Wait! Isn’t this supposed to be a blog with advice on how to support your student after failing boards? So, what I’m telling you is to just suck it up for your student, cry alone, and leave for a bit? No!!! I know now that that was not the way to do it, because I finally know now why I felt so sad. I was grieving all the plans I had made in my head, and being forced to face the unknown, and just walk off a cliff. I was sad that while seemingly everyone else was enjoying their summer with their student and getting to start the fabled wonderful third year, I had to watch them in silence. I was scared because I didn’t know what was going to happen next, let alone the terror of having absolutely no control over the outcome.

So, this is where I tell you how not do that. Well, kind of. We had another situation recently that felt like the floor had been ripped out from under us, and I promised myself I wouldn’t do that again. I wouldn’t suffer in silence. When we got the bad news, I cried, I screamed, I went through the whole mourning process, and didn’t care if my student knew or not. In fact, they appreciated me showing how sad and angry I felt, because it made them feel like we were in this together. So then we cried and screamed together. We told our families and talked to them, and they all had such amazing advice and support that I wish we would have had when we had experienced failing boards. This time the feelings got processed, instead of repressed. This time we didn’t feel so alone, and instead we felt supported and loved. You may not be religious, but I can’t deny that I felt some higher power in my life in that moment. It felt like even though we were walking through fog (and still feel like that most of the time) that there is someone taking us by the hand and leading us through.


So, here’s the advice. Cry! SCREAM! Be angry and sad. Acknowledge that you’re terrified because you don’t know what’s going to happen next. Then, after letting all of that out, and that might take a while, then you can dust yourselves off and properly process how to move forward. Contact someone at the school so they can give you more information and guidance. They’ve been through this with tons of students, so just admit they know more than you and your student, and let them help you. Make a game plan of how you’re going to pass the next time, and address anything that may have been getting in the way. Maybe it was that they didn’t get enough time to study, or they didn’t have a good place to study. Maybe there are some unaddressed learning difficulties or health issues getting in the way. Maybe there was a crisis or big change that they were dealing with while they were studying. All of these things, and more can be addressed, and should be. Failure is not life’s way of telling us to give up. It’s life’s way of telling us that something is wrong and needs to change!

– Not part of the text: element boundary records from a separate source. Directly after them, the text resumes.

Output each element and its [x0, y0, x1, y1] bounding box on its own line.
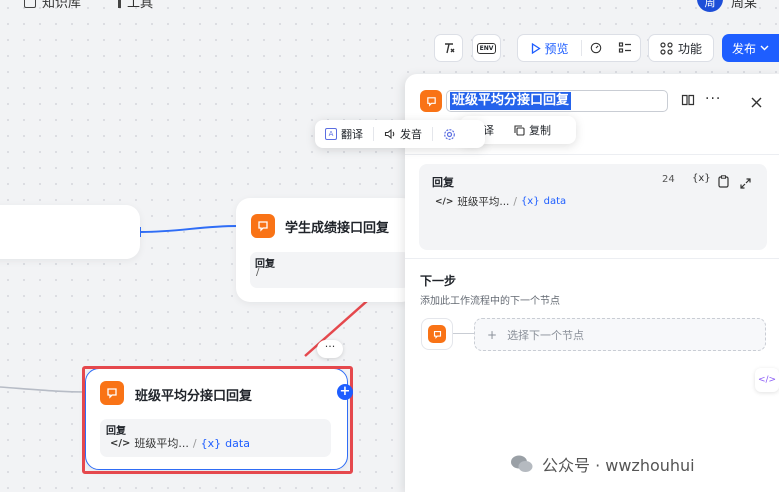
speak-button[interactable]: 发音: [374, 126, 432, 142]
student-node-title: 学生成绩接口回复: [285, 221, 390, 236]
reply-node-icon: [428, 325, 446, 343]
code-brackets-icon: </>: [757, 375, 777, 385]
panel-divider: [405, 258, 779, 259]
reply-separator: /: [513, 195, 517, 208]
code-icon: </>: [435, 196, 454, 207]
node-more-button[interactable]: ···: [317, 340, 343, 358]
clipboard-icon: [718, 175, 729, 188]
translate-button[interactable]: A 翻译: [315, 126, 373, 142]
annotation-highlight-box: [82, 366, 353, 474]
speaker-icon: [384, 128, 395, 140]
next-step-title: 下一步: [420, 274, 457, 288]
current-node-chip: [421, 318, 453, 350]
translate-icon: A: [325, 128, 337, 140]
book-icon: [681, 94, 695, 106]
copy-label: 复制: [529, 124, 551, 137]
more-dots-icon: ···: [705, 91, 722, 107]
add-node-button[interactable]: +: [337, 384, 353, 400]
translate-settings-button[interactable]: [433, 128, 466, 141]
panel-close-button[interactable]: [751, 93, 762, 112]
previous-node[interactable]: [0, 205, 140, 259]
student-reply-value: /: [256, 267, 260, 278]
collapse-panel-button[interactable]: </>: [755, 368, 779, 392]
gear-icon: [444, 128, 455, 140]
translate-label: 翻译: [341, 128, 363, 141]
student-score-reply-node[interactable]: 学生成绩接口回复 回复 /: [236, 198, 416, 302]
book-button[interactable]: [681, 92, 695, 111]
speak-label: 发音: [400, 128, 422, 141]
edge-to-class-node: [0, 386, 89, 393]
student-node-reply-box: 回复 /: [250, 252, 410, 288]
reply-field-content: </> 班级平均... / {x} data: [435, 194, 566, 209]
next-step-connector: [453, 333, 474, 334]
panel-title-text: 班级平均分接口回复: [450, 92, 572, 110]
reply-code-text: 班级平均...: [457, 196, 510, 208]
panel-node-icon: [420, 90, 442, 112]
expand-icon: [740, 178, 751, 189]
variable-icon: {x}: [520, 196, 540, 207]
select-next-node-label: 选择下一个节点: [507, 328, 585, 342]
reply-var-text: data: [543, 196, 567, 207]
panel-more-button[interactable]: ···: [705, 91, 721, 107]
wechat-icon: [511, 455, 533, 472]
next-step-description: 添加此工作流程中的下一个节点: [420, 296, 560, 307]
select-next-node-button[interactable]: + 选择下一个节点: [474, 318, 766, 351]
clipboard-button[interactable]: [718, 173, 729, 192]
edge-to-student-node: [139, 225, 239, 233]
translate-toolbar: A 翻译 发音: [315, 120, 485, 148]
reply-field-label: 回复: [432, 176, 454, 189]
reply-node-icon: [251, 214, 275, 238]
expand-button[interactable]: [740, 174, 751, 193]
plus-icon: +: [487, 327, 498, 342]
insert-variable-button[interactable]: {x}: [692, 173, 711, 184]
watermark-text: 公众号 · wwzhouhui: [542, 456, 695, 475]
copy-button[interactable]: 复制: [504, 122, 561, 138]
panel-divider: [405, 154, 779, 155]
copy-icon: [514, 124, 525, 136]
reply-char-count: 24: [662, 174, 675, 185]
variable-icon: {x}: [692, 173, 711, 184]
reply-field[interactable]: 回复 24 {x} </> 班级平均... / {x} data: [419, 164, 767, 250]
panel-title-input[interactable]: 班级平均分接口回复: [446, 90, 668, 112]
watermark: 公众号 · wwzhouhui: [510, 452, 695, 476]
close-icon: [751, 97, 762, 108]
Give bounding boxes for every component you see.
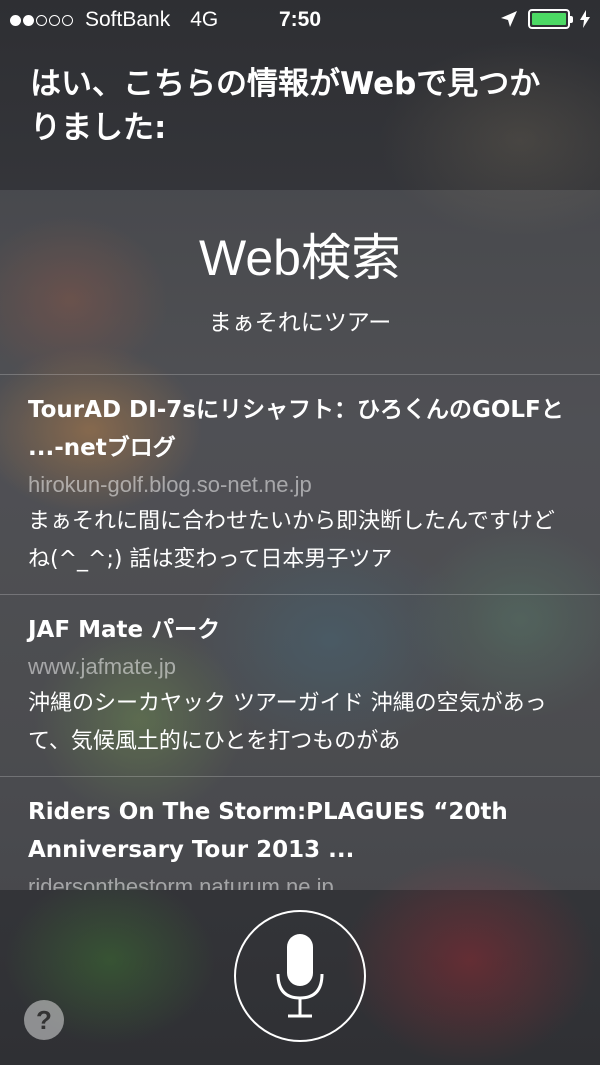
- siri-response-text: はい、こちらの情報がWebで見つかりました:: [30, 66, 541, 146]
- result-snippet: まぁそれに間に合わせたいから即決断したんですけどね(^_^;) 話は変わって日本…: [28, 509, 555, 572]
- siri-controls: ?: [0, 890, 600, 1065]
- web-search-panel: Web検索 まぁそれにツアー TourAD DI-7sにリシャフト：ひろくんのG…: [0, 190, 600, 890]
- microphone-button[interactable]: [234, 910, 366, 1042]
- result-title[interactable]: Riders On The Storm:PLAGUES “20th Annive…: [28, 793, 572, 869]
- location-arrow-icon: [501, 11, 517, 27]
- charging-bolt-icon: [580, 10, 590, 28]
- status-bar: SoftBank 4G 7:50: [0, 0, 600, 40]
- help-button[interactable]: ?: [24, 1000, 64, 1040]
- result-url: www.jafmate.jp: [28, 654, 176, 679]
- search-result[interactable]: Riders On The Storm:PLAGUES “20th Annive…: [0, 776, 600, 890]
- search-result[interactable]: JAF Mate パーク www.jafmate.jp 沖縄のシーカヤック ツア…: [0, 594, 600, 761]
- microphone-icon: [276, 934, 324, 1018]
- result-title[interactable]: JAF Mate パーク: [28, 611, 572, 649]
- battery-icon: [528, 9, 573, 29]
- panel-title: Web検索: [199, 230, 401, 286]
- search-result[interactable]: TourAD DI-7sにリシャフト：ひろくんのGOLFと ...-netブログ…: [0, 374, 600, 579]
- search-query: まぁそれにツアー: [208, 310, 392, 336]
- result-url: hirokun-golf.blog.so-net.ne.jp: [28, 472, 312, 497]
- result-url: ridersonthestorm.naturum.ne.jp: [28, 874, 334, 890]
- result-snippet: 沖縄のシーカヤック ツアーガイド 沖縄の空気があって、気候風土的にひとを打つもの…: [28, 691, 547, 754]
- result-title[interactable]: TourAD DI-7sにリシャフト：ひろくんのGOLFと ...-netブログ: [28, 391, 572, 467]
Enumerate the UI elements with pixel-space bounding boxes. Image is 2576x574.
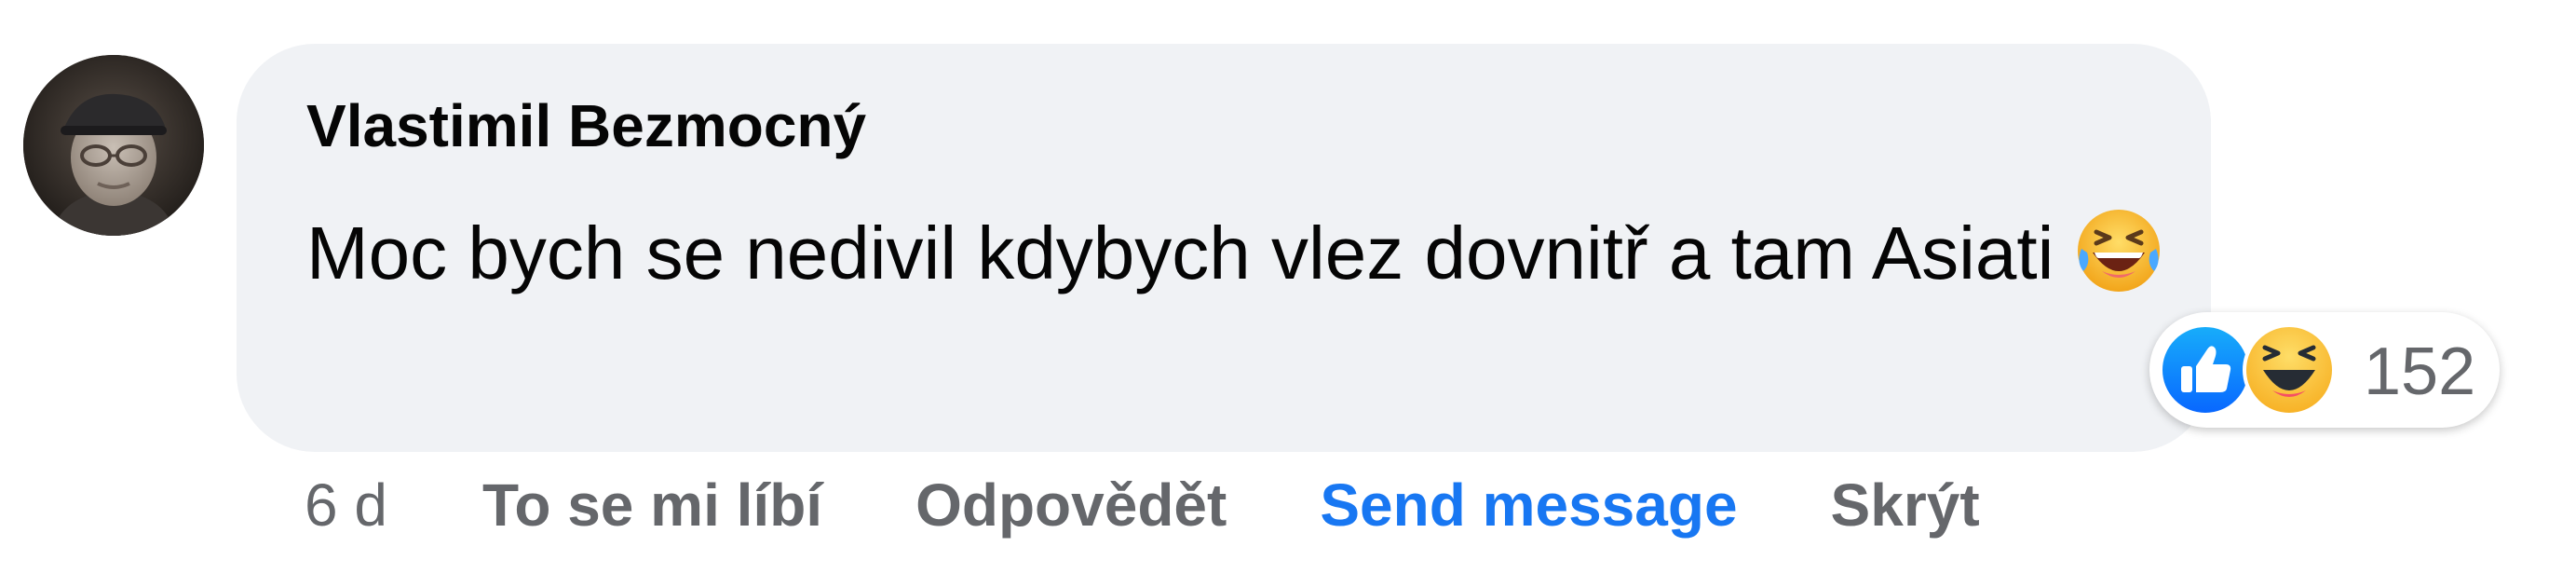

I’m here to tell you that you do move forward. Your student will become a doctor, and their experience of not passing will actually be an amazing story of perseverance and determination. Of how they didn’t give up and didn’t let that failure define them. Of how they didn’t waste that opportunity, and instead used it to address an issue and become better. I’m also here to tell you that these moments of hardship and failure don’t stop. They’re going to keep popping up in a myriad of ways. How we handle them and become stronger at the end will make it so that when you face an even harder situation in the future, which you will, it won’t become a roadblock, and instead just some difficult terrain. The best people in the world, and the best doctors, are not the ones who had it easy. They’re the ones who faced failure and didn’t give up. So, neither are you, because you’re the best!